Because pilots are for improving, participants also made a list of requests before a wider rollout of the simulation. Their ideas include having the avatar remove its PPE, adding voice options for responding to the VR prompts instead of just selecting answers in the delay via point-and-click hand controllers, tightening speed where education narrative drags, and improving "how to choose options" guidance֫—small user experience (UX) changes that can increase realism and reduce friction without changing the clinical content.

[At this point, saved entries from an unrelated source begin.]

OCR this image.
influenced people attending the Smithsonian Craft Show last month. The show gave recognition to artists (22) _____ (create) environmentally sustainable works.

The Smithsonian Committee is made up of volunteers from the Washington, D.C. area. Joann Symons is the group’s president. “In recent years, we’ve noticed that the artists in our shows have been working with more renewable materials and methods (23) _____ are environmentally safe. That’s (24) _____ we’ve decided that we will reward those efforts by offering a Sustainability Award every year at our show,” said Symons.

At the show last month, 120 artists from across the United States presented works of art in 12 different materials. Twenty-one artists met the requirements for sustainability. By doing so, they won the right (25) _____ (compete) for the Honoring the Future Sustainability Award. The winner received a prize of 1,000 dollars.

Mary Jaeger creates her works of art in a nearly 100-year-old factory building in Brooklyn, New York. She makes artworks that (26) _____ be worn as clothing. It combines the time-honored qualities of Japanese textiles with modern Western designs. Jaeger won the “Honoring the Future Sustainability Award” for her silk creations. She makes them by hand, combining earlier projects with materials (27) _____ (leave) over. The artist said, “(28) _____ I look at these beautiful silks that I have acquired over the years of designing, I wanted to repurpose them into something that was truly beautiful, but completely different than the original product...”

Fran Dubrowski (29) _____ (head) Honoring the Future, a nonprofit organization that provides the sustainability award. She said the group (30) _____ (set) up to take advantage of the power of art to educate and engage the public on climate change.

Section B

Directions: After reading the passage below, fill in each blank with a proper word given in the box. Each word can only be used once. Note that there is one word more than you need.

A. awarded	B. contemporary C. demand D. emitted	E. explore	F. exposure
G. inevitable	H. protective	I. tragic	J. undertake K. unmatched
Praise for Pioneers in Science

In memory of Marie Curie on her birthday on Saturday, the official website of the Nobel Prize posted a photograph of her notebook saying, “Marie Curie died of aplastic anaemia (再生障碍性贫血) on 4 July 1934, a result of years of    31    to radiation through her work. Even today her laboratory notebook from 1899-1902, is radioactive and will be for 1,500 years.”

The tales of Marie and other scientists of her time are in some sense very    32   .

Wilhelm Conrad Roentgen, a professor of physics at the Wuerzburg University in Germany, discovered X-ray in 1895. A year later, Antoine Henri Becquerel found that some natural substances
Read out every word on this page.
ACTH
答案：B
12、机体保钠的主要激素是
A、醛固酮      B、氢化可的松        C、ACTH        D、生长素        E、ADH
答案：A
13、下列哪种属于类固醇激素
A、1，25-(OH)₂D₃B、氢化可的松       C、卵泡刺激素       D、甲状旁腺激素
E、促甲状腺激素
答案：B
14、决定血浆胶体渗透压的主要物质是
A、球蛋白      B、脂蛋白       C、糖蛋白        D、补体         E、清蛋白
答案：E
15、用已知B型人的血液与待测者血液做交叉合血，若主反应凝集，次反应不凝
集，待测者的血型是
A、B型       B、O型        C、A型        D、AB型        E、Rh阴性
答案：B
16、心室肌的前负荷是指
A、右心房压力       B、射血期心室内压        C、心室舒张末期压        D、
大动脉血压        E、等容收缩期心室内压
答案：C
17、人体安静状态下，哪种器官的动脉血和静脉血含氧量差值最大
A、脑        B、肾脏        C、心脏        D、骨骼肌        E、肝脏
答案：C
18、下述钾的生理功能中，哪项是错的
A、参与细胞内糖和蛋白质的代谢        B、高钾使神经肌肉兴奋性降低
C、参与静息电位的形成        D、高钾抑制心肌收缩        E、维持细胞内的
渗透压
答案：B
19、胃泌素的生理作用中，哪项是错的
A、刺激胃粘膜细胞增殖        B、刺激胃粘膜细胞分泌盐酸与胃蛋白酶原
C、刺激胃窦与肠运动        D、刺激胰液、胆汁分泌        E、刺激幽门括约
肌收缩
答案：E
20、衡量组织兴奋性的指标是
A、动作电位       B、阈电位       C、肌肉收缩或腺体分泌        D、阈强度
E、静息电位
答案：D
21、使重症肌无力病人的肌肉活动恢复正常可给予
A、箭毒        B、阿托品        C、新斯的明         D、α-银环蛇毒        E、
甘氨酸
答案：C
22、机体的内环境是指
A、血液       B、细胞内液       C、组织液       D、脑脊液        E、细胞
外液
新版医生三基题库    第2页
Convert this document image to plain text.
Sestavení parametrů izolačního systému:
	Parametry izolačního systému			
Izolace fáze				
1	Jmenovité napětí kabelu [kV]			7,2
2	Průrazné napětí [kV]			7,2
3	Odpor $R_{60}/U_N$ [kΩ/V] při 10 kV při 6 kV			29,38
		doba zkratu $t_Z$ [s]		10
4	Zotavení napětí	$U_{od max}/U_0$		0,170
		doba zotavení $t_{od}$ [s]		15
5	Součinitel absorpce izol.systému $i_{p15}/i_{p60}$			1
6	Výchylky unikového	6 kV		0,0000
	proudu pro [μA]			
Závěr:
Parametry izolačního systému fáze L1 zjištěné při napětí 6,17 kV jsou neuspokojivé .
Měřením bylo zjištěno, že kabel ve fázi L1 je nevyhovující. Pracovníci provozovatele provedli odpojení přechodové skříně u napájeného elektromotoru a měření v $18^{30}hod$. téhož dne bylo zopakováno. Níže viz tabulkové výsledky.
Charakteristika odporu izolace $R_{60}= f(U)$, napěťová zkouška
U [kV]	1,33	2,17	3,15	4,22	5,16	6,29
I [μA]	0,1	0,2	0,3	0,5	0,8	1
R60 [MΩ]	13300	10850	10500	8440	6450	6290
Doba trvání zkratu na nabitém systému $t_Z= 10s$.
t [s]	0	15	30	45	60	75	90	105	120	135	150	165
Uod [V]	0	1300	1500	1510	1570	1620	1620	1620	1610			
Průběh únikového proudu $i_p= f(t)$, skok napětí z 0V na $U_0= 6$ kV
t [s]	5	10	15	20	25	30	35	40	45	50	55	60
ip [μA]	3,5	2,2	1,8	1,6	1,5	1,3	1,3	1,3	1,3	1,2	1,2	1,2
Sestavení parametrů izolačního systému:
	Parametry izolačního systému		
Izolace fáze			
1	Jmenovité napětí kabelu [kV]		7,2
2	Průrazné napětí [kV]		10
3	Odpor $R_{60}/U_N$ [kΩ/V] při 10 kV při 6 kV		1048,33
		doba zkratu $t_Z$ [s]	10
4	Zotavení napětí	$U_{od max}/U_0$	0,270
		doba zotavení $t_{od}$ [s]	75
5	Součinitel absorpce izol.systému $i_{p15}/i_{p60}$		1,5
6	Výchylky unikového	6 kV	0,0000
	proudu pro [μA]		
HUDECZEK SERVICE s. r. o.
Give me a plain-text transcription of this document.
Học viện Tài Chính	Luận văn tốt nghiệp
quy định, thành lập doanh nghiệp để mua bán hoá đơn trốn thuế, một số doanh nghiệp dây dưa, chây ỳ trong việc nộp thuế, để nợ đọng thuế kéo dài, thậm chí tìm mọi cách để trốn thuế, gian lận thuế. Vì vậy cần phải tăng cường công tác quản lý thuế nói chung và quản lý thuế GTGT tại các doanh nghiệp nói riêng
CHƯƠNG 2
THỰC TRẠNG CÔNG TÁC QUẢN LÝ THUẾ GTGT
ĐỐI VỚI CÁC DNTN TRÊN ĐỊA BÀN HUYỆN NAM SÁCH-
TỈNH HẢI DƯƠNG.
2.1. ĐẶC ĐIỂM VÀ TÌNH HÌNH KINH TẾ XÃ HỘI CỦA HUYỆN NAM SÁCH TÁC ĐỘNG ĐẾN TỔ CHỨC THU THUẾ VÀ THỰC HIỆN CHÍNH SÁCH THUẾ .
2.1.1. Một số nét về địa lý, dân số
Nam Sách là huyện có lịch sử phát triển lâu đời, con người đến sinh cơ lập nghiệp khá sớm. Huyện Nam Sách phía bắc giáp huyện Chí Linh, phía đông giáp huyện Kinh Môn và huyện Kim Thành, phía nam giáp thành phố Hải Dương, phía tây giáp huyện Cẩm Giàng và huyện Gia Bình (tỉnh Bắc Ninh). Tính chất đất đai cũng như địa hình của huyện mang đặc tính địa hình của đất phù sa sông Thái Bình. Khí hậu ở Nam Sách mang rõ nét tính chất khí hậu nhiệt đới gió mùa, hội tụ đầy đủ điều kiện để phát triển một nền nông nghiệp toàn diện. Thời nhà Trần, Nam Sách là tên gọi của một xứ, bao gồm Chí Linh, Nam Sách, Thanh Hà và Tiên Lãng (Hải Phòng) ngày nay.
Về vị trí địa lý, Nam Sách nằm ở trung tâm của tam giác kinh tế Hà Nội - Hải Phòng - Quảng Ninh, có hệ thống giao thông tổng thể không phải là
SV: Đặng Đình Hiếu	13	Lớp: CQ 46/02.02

A Model for Health Systems Everywhere: Training for the "Invisible" Contamination
Most training tells people what to do. Fewer programs train people to see what they did.
Special pathogens VR can make invisible risk visible by explaining what happens when a learner touches their face shield the wrong way. It demonstrates how a rushed doff sequence creates cascading exposure points, and it shows how the environment can become the vector for spreading an infectious disease. That feedback loop is what traditional methods struggle to deliver consistently, especially across large systems. This process aligns with where accrediting bodies are heading: not just "did you provide education?" but "can staff demonstrate competency for implementing special pathogen protocols?"
Special pathogen events are rare, but they are not random. Global outbreaks, travel-linked introductions, and new or reemerging agents will keep testing health systems. The question is whether we keep relying on episodic training for once-in-a-career scenarios or whether we modernize how we build and sustain competence.
VR won't replace the fundamentals: PPE practice, drills, surveillance, and a strong infection-prevention program. But it can make those fundamentals more durable. Special pathogens VR training offers a practical way to keep the highest-stakes skills from becoming the rustiest ones.